Paris, le vendredi 5 janvier 2024 – L’année 2023 devrait être l’année ayant enregistré le moins de naissances en France depuis la Seconde Guerre Mondiale, battant ainsi…2022.
Plus de 75 ans après le baby-boom, la France est en plein baby-blues. Les chiffres définitifs ne sont pas encore connus et consolidés, mais 2023 devrait être une nouvelle année noire pour la natalité française, selon les dernières statistiques officielles de l’Insee publiés ce jeudi. Lors des onze premiers mois de l’année 2023, 621 691 enfants sont nés en France, soit environ 45 000 de moins qu’en 2022 sur la même période, une baisse de 6,8 %. Avec 723 000 naissances, l’année 2022 était pourtant déjà l’année avec le plus faible nombre de naissances depuis la fin de la Seconde Guerre Mondiale (époque où la France ne comptait pourtant que 40 millions d’habitants), un triste record en passe donc d’être battu.
Les femmes françaises sont pourtant les plus fécondes d’Europe
Dans le détail, on a compté 56 297 naissances en novembre 2023 (1 877 bébés par jour en moyenne), soit une baisse de 5,1 % par rapport à novembre 2022. Il s’agit du 17ème mois consécutif où le nombre de naissances est plus faible qu’un an auparavant, signe que la tendance à la baisse de la natalité est un mouvement de fond.
En France, le nombre de naissances diminue en effet chaque année depuis 2011, sauf en 2021 quand il avait connu une légère augmentation après la fin des confinements de 2020. La baisse concerne l’ensemble des régions mais est plus marqué dans le sud de la France (8,4 % de naissances en moins en Corse en 2023, 8,3 % en Occitanie) et plus modéré en outre-mer (2,7 % de naissances en moins à la Réunion, 0,2 % en Guyane).
En parallèle de ce recul des naissances, le nombre de décès est lui aussi en augmentation continue depuis 2006. Sous l’effet de ces deux mouvements, le solde naturel, soit la différence entre le nombre de naissances et de décès, s’est effondré depuis 2014, passant de 260 000 personnes supplémentaires par an à seulement 56 000 en 2022. En 2023, ce solde naturel devrait être proche de zéro.
Plusieurs éléments démographiques expliquent cette baisse des naissances.

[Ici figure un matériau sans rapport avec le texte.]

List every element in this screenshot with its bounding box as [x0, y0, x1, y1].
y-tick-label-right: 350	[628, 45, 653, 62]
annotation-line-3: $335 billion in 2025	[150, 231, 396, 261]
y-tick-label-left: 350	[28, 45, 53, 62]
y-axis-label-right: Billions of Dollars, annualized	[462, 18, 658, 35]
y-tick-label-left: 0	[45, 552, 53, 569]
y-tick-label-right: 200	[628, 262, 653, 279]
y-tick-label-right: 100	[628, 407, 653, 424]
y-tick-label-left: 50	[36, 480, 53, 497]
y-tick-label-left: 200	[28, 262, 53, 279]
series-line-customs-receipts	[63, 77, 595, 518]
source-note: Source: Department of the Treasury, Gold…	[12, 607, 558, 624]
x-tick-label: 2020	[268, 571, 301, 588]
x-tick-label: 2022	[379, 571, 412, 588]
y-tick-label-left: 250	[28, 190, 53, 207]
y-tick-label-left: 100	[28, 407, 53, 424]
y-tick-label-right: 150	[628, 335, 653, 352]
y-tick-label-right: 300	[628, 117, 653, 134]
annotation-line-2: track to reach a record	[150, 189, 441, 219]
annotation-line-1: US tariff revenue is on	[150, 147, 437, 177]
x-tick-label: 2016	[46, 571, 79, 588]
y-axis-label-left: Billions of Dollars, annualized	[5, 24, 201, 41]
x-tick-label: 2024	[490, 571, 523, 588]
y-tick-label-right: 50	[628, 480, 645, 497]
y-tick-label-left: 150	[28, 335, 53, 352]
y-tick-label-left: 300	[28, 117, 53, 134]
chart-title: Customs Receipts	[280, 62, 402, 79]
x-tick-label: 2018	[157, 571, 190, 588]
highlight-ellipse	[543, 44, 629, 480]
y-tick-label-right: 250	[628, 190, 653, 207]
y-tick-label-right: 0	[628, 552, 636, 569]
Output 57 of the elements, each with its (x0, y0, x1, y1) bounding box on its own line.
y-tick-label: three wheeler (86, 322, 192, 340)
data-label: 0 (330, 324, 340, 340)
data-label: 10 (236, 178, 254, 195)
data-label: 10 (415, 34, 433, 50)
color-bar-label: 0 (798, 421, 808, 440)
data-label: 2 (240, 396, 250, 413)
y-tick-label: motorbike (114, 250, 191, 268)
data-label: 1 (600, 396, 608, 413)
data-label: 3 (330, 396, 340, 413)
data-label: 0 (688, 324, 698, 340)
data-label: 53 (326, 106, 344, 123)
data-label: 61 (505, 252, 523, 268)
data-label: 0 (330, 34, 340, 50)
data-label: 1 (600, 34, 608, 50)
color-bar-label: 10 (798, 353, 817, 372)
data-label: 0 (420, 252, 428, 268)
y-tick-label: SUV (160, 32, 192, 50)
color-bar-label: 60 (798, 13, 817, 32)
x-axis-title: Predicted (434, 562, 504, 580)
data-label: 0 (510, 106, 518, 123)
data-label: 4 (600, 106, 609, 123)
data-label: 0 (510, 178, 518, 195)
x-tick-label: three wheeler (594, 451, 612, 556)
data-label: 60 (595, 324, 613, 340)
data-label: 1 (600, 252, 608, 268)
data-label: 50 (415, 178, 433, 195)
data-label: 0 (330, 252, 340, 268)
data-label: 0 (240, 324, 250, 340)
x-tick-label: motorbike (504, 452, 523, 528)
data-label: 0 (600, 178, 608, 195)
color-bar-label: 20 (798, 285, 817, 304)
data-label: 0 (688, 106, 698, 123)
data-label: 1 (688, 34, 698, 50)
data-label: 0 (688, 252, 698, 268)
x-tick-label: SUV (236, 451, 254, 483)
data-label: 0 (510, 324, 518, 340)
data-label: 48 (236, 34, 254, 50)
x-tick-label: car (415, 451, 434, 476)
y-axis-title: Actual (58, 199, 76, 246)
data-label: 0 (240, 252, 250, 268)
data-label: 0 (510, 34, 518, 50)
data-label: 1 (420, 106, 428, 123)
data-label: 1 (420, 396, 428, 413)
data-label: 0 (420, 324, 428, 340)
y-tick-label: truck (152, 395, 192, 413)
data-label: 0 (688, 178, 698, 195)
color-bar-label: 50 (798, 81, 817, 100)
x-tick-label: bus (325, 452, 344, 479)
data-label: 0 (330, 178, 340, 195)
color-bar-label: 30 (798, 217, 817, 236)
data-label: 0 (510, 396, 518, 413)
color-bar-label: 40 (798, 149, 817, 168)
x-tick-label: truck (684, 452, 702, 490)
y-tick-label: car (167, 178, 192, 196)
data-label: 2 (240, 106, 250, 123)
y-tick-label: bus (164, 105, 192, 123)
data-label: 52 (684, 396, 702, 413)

Tout d’abord, le nombre de femmes âgés de 20 à 40 ans, période où elles sont les plus fécondes, a fortement diminué depuis le milieu des années 1990 et stagne depuis 2016 autour de 8,4 millions. En parallèle, l’indice de fécondité est lui passé de 2 enfants par femme en 2012 à 1,8 en 2022. La France reste malgré tout le pays de l’Union Européenne où les femmes font le plus d’enfants, loin devant l’Espagne (1,19 enfant par femme) ou l’Italie (1,24 enfant).
Une tendance qui peut s’inverser
Selon les démographes et les sociologues, plusieurs facteurs socio-économiques expliquent cette baisse de la natalité. La conjoncture économique et politique incertaine, marqué par l’inflation et le conflit en Ukraine, ainsi que le réchauffement climatique et l’éco-anxiété peuvent créer un « climat d’incertitude » désincitant les Français à avoir des enfants estime Catherine Scornet, maitre de conférences en sociologie-démographie à l’université Aix-Marseille.
Un changement d’aspiration serait également à l’œuvre chez certaines femmes, qui voudraient faire moins ou pas d’enfants au nom de « l’émancipation individuelle ». « Les femmes diplômées sont celles qui se projettent le plus en dehors de la maternité, elles s’investissent et s’épanouissent dans d’autres domaines personnels ou professionnels » poursuit Catherine Scornet.
Si elle se poursuit, cette baisse de naissances pourrait avoir de lourdes conséquences d’un point de vue social et économique, le vieillissement de la population et la diminution du nombre de jeunes devant nous pousser à repenser certaines politiques publiques. Cette tendance à la baisse de la natalité pourrait cependant être atténuée voir inversée grâce à une politique nataliste forte.
« Les politiques publiques efficaces sont celles qui rendent la vie plus facile aux parents » résume simplement Laurent Toulon, directeur de recherche à l’institut national d’études démographiques. L’inversion de tendance est tout à fait possible : les naissances ont fortement diminué entre 1988 et 1994 (- 8 %) avant de remonter en flèche jusqu’en 2010 (+ 13 %).